Computes a custom reduction of buffer elements.

Parameters:

reduce_fn (fn[DType, DType, Int](SIMD[$0, $2], SIMD[$1, $2]) capturing -> SIMD[$0, $2]): The lambda implementing the reduction.

Args:

src (Buffer[type, size, address_space=address_space, origin=origin]): The input buffer.
init (SIMD[type, 1]): The initial value to use in accumulator.

Returns:

The computed reduction value.

reduce[: origin.set, //, map_fn: fn[DType, DType, Int](SIMD[$0, $2], SIMD[$1, $2]) capturing -> SIMD[$0, $2], reduce_fn: fn[DType, Int](SIMD[$0, $1]) -> SIMD[$0, 1], reduce_axis: Int](src: NDBuffer[type, rank, shape, strides, alignment=alignment, address_space=address_space, exclusive=exclusive], dst: NDBuffer[type, rank, shape, strides, alignment=alignment, address_space=address_space, exclusive=exclusive], init: SIMD[type, 1])

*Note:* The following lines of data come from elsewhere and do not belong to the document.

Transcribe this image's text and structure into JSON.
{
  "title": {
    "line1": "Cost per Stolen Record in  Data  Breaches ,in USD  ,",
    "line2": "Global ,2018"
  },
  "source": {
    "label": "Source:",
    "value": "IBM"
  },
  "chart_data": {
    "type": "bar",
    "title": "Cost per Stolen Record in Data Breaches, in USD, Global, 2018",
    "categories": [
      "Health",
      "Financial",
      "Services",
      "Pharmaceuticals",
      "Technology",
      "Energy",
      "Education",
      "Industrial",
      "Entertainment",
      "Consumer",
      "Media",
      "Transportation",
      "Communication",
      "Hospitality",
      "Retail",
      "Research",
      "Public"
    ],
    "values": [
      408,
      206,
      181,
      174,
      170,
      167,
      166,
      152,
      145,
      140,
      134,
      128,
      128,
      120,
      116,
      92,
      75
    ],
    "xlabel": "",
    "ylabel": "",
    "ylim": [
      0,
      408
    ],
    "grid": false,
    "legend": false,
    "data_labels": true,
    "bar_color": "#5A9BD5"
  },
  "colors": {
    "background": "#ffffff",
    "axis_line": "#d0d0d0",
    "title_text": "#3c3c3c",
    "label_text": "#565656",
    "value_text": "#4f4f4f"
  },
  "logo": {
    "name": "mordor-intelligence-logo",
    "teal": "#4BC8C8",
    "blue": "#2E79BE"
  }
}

Performs a reduction across reduce_axis of an NDBuffer (src) and stores the result in an NDBuffer (dst).

First src is reshaped into a 3D tensor. Without loss of generality, the three axes will be referred to as [H,W,C], where the axis to reduce across is W, the axes before the reduce axis are packed into H, and the axes after the reduce axis are packed into C. i.e. a tensor with dims [D1, D2, ..., Di, ..., Dn] reducing across axis i gets packed into a 3D tensor with dims [H, W, C], where H=prod(D1,...,Di-1), W = Di, and C = prod(Di+1,...,Dn).

Parameters:

map_fn (fn[DType, DType, Int](SIMD[$0, $2], SIMD[$1, $2]) capturing -> SIMD[$0, $2]): A mapping function. This function is used when to combine (accumulate) two chunks of input data: e.g. we load two 8xfloat32 vectors of elements and need to reduce them to a single 8xfloat32 vector.
reduce_fn (fn[DType, Int](SIMD[$0, $1]) -> SIMD[$0, 1]): A reduction function. This function is used to reduce a vector to a scalar. E.g. when we got 8xfloat32 vector and want to reduce it to 1xfloat32.
reduce_axis (Int): The axis to reduce across.

Args:

src (NDBuffer[type, rank, shape, strides, alignment=alignment, address_space=address_space, exclusive=exclusive]): The input buffer.
dst (NDBuffer[type, rank, shape, strides, alignment=alignment, address_space=address_space, exclusive=exclusive]): The output buffer.
init (SIMD[type, 1]): The initial value to use in accumulator.